Homes and factories in Nairobi for the first time since 2013 cut their electricity consumption, signaling reduced economic activity in the capital.
Kenya Power #ticker:KPLC data show electricity consumption in the city in the year to June dropped to 3.83 billion kilowatt hours (kWh) from 3.913 billion in similar period a year earlier, pulled down by large commercial users and domestic consumers.
The drop cut the share of Nairobi’s holding of the Kenya Power’s electricity sales from 50.2 per cent in the year to June 2017 to 48.5 per cent — the first time the share has dropped to below 50 per cent since the onset of devolution.
The heavy concentration of power consumption in Nairobi indicates inequality in the country’s economic development, which has partly been attributed to the previous centralised system of government which guided sharing of resources since Independence.
Devolution raised hopes of addressing the economic imbalance, but analysts say there is a need to offer incentives to attract private investors to counties.

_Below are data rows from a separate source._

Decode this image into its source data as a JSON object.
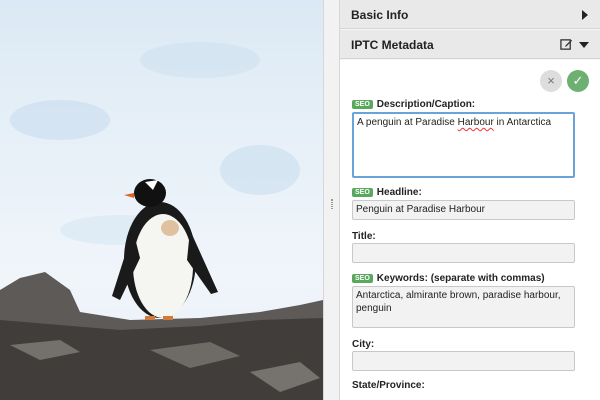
{
  "panel": {
    "basic_info": "Basic Info",
    "iptc_metadata": "IPTC Metadata"
  },
  "actions": {
    "cancel": "×",
    "ok": "✓"
  },
  "seo_badge": "SEO",
  "fields": {
    "description": {
      "label": "Description/Caption:",
      "value_a": "A penguin at Paradise ",
      "value_b": "Harbour",
      "value_c": " in Antarctica"
    },
    "headline": {
      "label": "Headline:",
      "value": "Penguin at Paradise Harbour"
    },
    "title": {
      "label": "Title:",
      "value": ""
    },
    "keywords": {
      "label": "Keywords: (separate with commas)",
      "value": "Antarctica, almirante brown, paradise harbour, penguin"
    },
    "city": {
      "label": "City:",
      "value": ""
    },
    "state": {
      "label": "State/Province:"
    }
  },
  "icons": {
    "edit": "edit-icon",
    "expand": "chevron-right-icon",
    "collapse": "chevron-down-icon"
  }
}
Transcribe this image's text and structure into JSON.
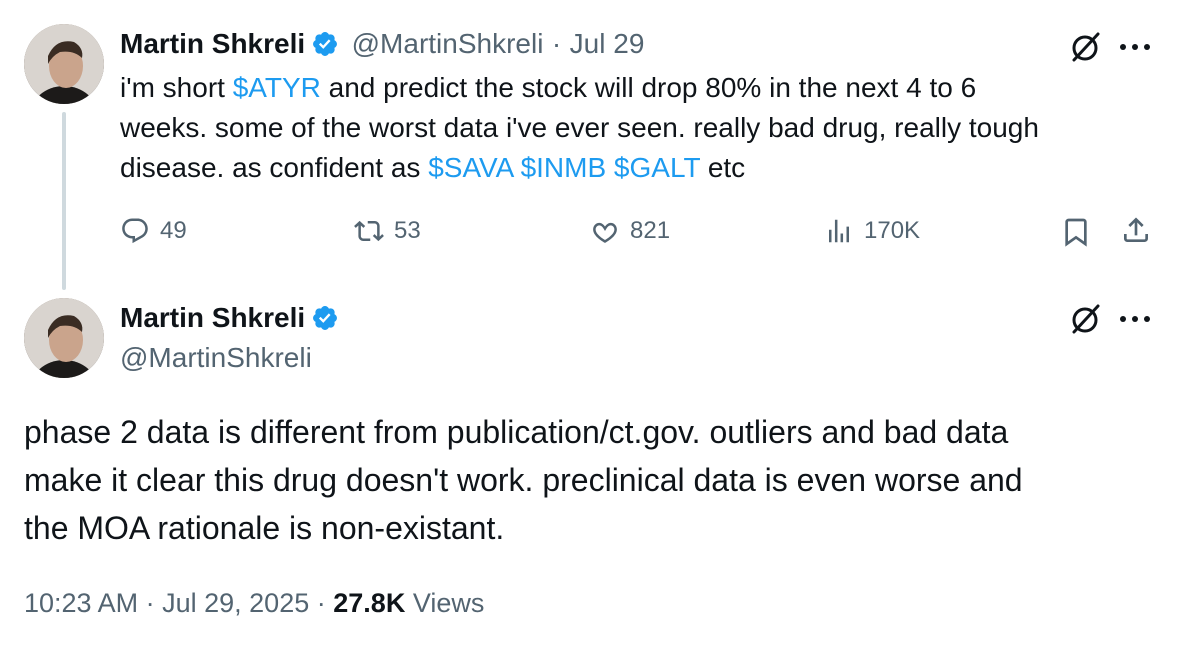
{
  "parent_tweet": {
    "author_name": "Martin Shkreli",
    "author_handle": "@MartinShkreli",
    "separator": "·",
    "date": "Jul 29",
    "text_1": "i'm short ",
    "cashtag_1": "$ATYR",
    "text_2": " and predict the stock will drop 80% in the next 4 to 6",
    "text_3": "weeks. some of the worst data i've ever seen. really bad drug, really tough",
    "text_4": "disease. as confident as ",
    "cashtag_2": "$SAVA",
    "cashtag_3": "$INMB",
    "cashtag_4": "$GALT",
    "text_5": " etc",
    "replies": "49",
    "reposts": "53",
    "likes": "821",
    "views": "170K",
    "icons": [
      "reply-icon",
      "repost-icon",
      "like-icon",
      "views-icon",
      "bookmark-icon",
      "share-icon",
      "grok-icon",
      "more-icon",
      "verified-icon"
    ]
  },
  "main_tweet": {
    "author_name": "Martin Shkreli",
    "author_handle": "@MartinShkreli",
    "line_1": "phase 2 data is different from publication/ct.gov. outliers and bad data",
    "line_2": "make it clear this drug doesn't work. preclinical data is even worse and",
    "line_3": "the MOA rationale is non-existant.",
    "time": "10:23 AM",
    "sep_1": "·",
    "date": "Jul 29, 2025",
    "sep_2": "·",
    "view_count": "27.8K",
    "views_label": "Views"
  },
  "colors": {
    "link": "#1d9bf0",
    "secondary_text": "#536471",
    "primary_text": "#0f1419",
    "verified_badge": "#1d9bf0"
  }
}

Nairobi’s consumption of power by city’s commercial and industrial users dropped to 1.44 billion units from 1.6 billion the previous year while that of households dropped to below a billion to 779 million kWh, down from 1.119 billion—reflecting a 12.5 per cent drop.
Power consumption is often an indicator of the number of electrical equipment plugged onto the national grid — including industrial machinery — pointing to economic output.
It may also be a result of increased use of home appliances such as TV sets and refrigerators that point to improvement in household incomes and rising standards of living.
Nairobi has the largest concentration of industries and wealthy homes in the country, with half of the large power users located in the city’s Industrial Area and central business district.
Kenya Power has divided the country into four regions; Nairobi, Mount Kenya, Coast and Western.
Mt Kenya, which includes North Eastern region, is the least consumer having used 1.213 billion units, up from 1.135 billion the previous year.
This is lower than the 1.43 billion consumption in Coast, which has less consumers, indicating more consumption per capita in the region.